Fühlt sich noch jemand unsanft an das Niveau der Teletubbies erinnert?

Scheint sich aber wirklich näher an der Vorlage zu bedienen als die Filme mit Eddie Murphy.
Allerdings wäre ich ehrlich gesagt bei dieser Vorlage nicht von einem Erfolg ausgegangen.
Das liest sich mehr als langweilig für einen Film.


----------



## Spiritogre (21. Januar 2020)

Cobar schrieb:


> Das liest sich mehr als langweilig für einen Film.

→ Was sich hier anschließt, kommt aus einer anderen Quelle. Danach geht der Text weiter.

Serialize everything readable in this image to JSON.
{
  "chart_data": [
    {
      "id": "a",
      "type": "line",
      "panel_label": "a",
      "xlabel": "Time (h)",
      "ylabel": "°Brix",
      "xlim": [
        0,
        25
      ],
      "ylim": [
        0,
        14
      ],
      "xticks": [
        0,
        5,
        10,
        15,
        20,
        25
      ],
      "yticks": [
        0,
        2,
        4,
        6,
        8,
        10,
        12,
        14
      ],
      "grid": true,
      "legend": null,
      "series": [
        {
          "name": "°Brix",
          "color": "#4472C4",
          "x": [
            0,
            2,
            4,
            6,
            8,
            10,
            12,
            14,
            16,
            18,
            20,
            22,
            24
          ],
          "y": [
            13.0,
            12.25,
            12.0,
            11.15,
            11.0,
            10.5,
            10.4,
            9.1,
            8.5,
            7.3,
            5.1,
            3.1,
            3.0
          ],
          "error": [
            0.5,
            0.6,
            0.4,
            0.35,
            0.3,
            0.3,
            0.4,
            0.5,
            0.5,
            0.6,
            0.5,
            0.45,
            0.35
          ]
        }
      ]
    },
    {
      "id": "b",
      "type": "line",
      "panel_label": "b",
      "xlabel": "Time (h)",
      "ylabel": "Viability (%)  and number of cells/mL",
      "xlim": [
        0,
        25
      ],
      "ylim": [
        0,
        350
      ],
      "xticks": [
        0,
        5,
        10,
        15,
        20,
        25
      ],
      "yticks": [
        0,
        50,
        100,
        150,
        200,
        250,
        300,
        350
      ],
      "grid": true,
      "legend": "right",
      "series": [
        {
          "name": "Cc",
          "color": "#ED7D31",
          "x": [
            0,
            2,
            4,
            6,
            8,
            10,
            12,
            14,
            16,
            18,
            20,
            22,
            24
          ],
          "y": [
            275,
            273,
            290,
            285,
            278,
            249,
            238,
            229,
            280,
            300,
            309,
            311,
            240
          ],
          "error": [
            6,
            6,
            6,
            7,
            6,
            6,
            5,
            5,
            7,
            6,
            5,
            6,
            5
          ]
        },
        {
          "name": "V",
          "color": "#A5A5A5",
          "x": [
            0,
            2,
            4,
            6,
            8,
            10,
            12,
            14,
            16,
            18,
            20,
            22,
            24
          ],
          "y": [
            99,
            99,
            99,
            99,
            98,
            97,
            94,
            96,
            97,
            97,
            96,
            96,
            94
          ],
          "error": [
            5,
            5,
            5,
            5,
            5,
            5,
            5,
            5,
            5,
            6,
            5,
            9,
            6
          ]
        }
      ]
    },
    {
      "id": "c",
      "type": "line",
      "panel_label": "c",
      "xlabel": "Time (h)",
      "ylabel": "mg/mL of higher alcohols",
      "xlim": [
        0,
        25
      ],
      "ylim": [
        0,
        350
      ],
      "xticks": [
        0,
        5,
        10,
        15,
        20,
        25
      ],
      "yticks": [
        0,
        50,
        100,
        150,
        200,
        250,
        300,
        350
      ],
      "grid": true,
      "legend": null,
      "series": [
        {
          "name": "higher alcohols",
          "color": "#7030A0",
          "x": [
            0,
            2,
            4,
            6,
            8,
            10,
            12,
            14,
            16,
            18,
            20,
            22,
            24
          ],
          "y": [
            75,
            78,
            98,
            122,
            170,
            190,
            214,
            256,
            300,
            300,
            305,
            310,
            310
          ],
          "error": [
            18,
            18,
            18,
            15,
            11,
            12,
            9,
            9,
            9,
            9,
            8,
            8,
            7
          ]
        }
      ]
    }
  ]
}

Es ist nun mal ein englisches Kinderbuch von 1920. Ich meine, was erwartet man da? Eine Pipi Langstrumpf von 1944 ist da schon eine ganz andere Generation.


----------



## Gemar (21. Januar 2020)

sauerlandboy79 schrieb:


> Das nicht, aber man ist davon ausgegangen dass RDJ auch abseits seiner Iron Man/Tony Stark-Paraderolle massig Zugkraft hat. Da lag man ziemlich daneben.
> 
> Gesendet von meinem 6070K mit Tapatalk



Naja, liegt ja wohl eher am Film, oder?
Was bringt ein Star wenn der Titel nichts taugt?


----------



## Gemar (21. Januar 2020)

Phone schrieb:


> Beides ist Obst... Immer dieses" das kann man nicht vergleichen "
> Klar wurde hier alles auf das Zugpferd RDJ gesetzt, wer aber mit gleichem Erfolg rechnete ist selber schuld.



Ist das Dein ernst?
Du willst allen ernstes Avengers mit Dolittle vergleichen? 
Und Du glaubst, dass es Leute gibt, die glauben dass man nur mit einem bekannten/beliebten Schauspieler so einen Titel hypen kann?


----------



## Murmelgrumpf (22. Januar 2020)

Ja nee ... is' klar, ne ?
Die Zielgruppen beider Filme ist absolut identisch. Wer Iron Man mag, der kommt an Dr. Doolittle unmöglich vorbei.


----------



## TheSinner (22. Januar 2020)

Erstaunlicherweise ist die PC Games, gegenüber der New York Times, ein Flop - obwohl in beiden Redakteure arbeiten. Hm. Komisch. Auch "Always Be My Maybe", der neue Actionkracher von Keanu Reeves, fällt gegenüber Matrix deutlich ab. "Waiting for the Barbarians" kann, trotz fast identischer Zielgruppe, nicht an die Erfolge der Pirates of the Carribean Reihe anknüpfen und das trotz Johnny Depp. 

Wenn jetzt noch Kate Winslets neuer Film "Black Beauty" (ein Reboot von genau dem Black Beauty Pferdekram) nicht die Erfolge von "Titanic" wiederholt dann, potzblitz!, glaub ich fast an eine Verschwörung!


----------